Iran Hijab Protest: Iran’s foreign minister Hossein Amir-Abdollahian said on Thursday that Israel and Western intelligence agencies are trying to foment a civil war in the Islamic Republic amid a spate of recent attacks attributed to separatists and religious extremists and ongoing anti-regime protests.
“Multiple security services, Israel and some western politicians who have made plans for civil war, destruction and disintegration of Iran should know that Iran is not Libya or Sudan,” tweeted Hossein Amir-Abdollahian.
“Today, the enemies have targeted Iran’s integrity and Iranian identity. The wisdom of the people failed the enemy,” he said.
Iranian officials have blamed the unrest on hostile foreign actors without providing evidence. Demonstrators in the protests, initially led by women, say they are fed up with decades of repression by a clerical establishment they see as corrupt and authoritarian.
At least 362 people have been killed and 16,033 arrested in the latest wave of protests, according to Activists for Human Rights in Iran, a group monitoring the months-long unrest.
Human rights groups have accused security forces of firing live ammunition and birdshot at protesters and beating them with batons.
Amir-Abdollahian’s statement came a day after state media said gunmen opened fire in a bazaar in Iran’s southwestern city of Izeh, killing at least five people, including a young girl, and wounding civilians and security forces.
However, according to The Guardian, protesters said Basij paramilitaries “went berserk” and killed a number of people, including a nine-year-old boy who was riding in a car with his father.
In a separate incident, gunmen shot dead two Basij members in the central city of Isfahan, according to state news agency IRNA.
State television said groups of several dozen protesters gathered in various parts of Izeh late Wednesday, chanting anti-government slogans and throwing stones at police, who dispersed them with tear gas. State-linked media also reported that someone set fire to a Shiite religious seminary.
Violence broke out around some of the protests as security forces cracked down on dissent.
The demonstrations were sparked by the September 16 death of Mahsa Amini, a 22-year-old woman who was detained by the country’s morality police, and quickly escalated into calls for the overthrow of Iran’s ruling clerics and an end to the theocracy established after the 1979 Islamic Revolution.
Authorities have severely restricted access to the media and regularly shut down the internet, making it difficult to confirm details of the unrest in different parts of the country.
The violence in Izeh occurred on the second day of a three-day general strike called by protesters.
The strike is a reminder of an earlier round of nationwide protests in 2019 in which hundreds of protesters were killed.
Meanwhile, Iran’s Revolutionary Court, which handles security cases, issued a preliminary verdict on Wednesday sentencing three protesters to death.
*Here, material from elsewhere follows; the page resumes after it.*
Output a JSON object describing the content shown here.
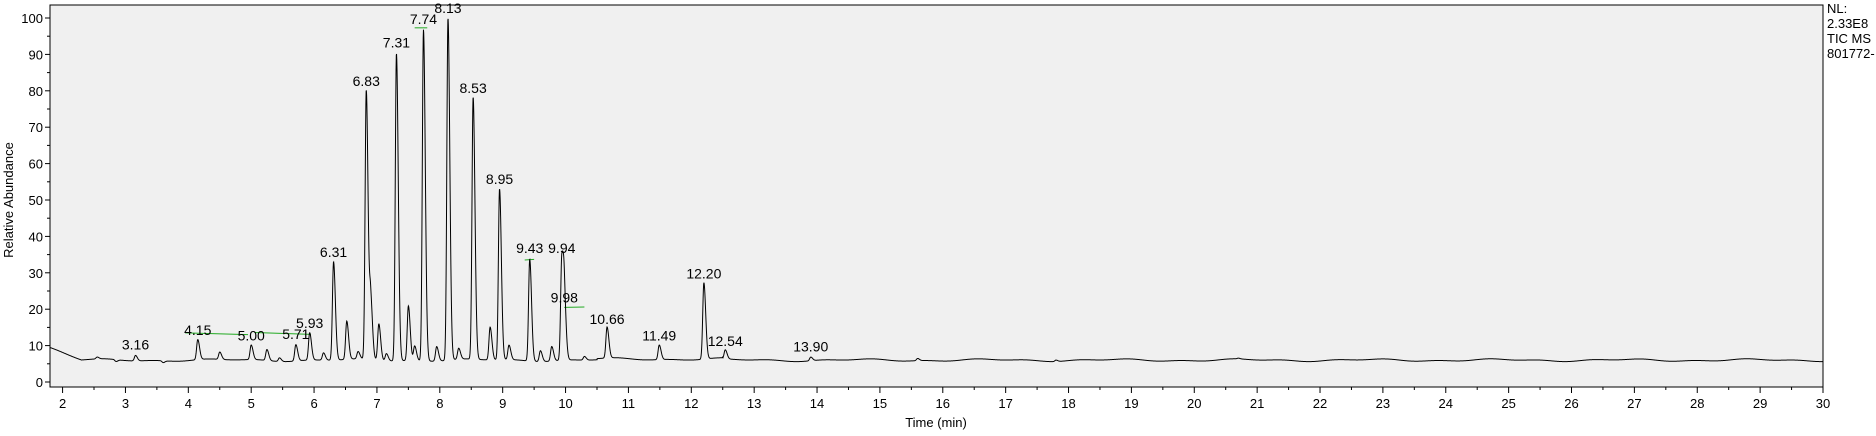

This brings the number of death sentences to four since the start of the latest protests. None has yet been publicly announced as having taken place.
Mizan, a news website linked to Iran’s judiciary, did not identify the accused but said one of them allegedly drove a car into police, killing one and injuring another. It said another was accused of attacking security forces with a knife and setting a government building on fire. A third person was charged with blocking the street and leading a violent demonstration. Mizan argued that the verdicts could be appealed.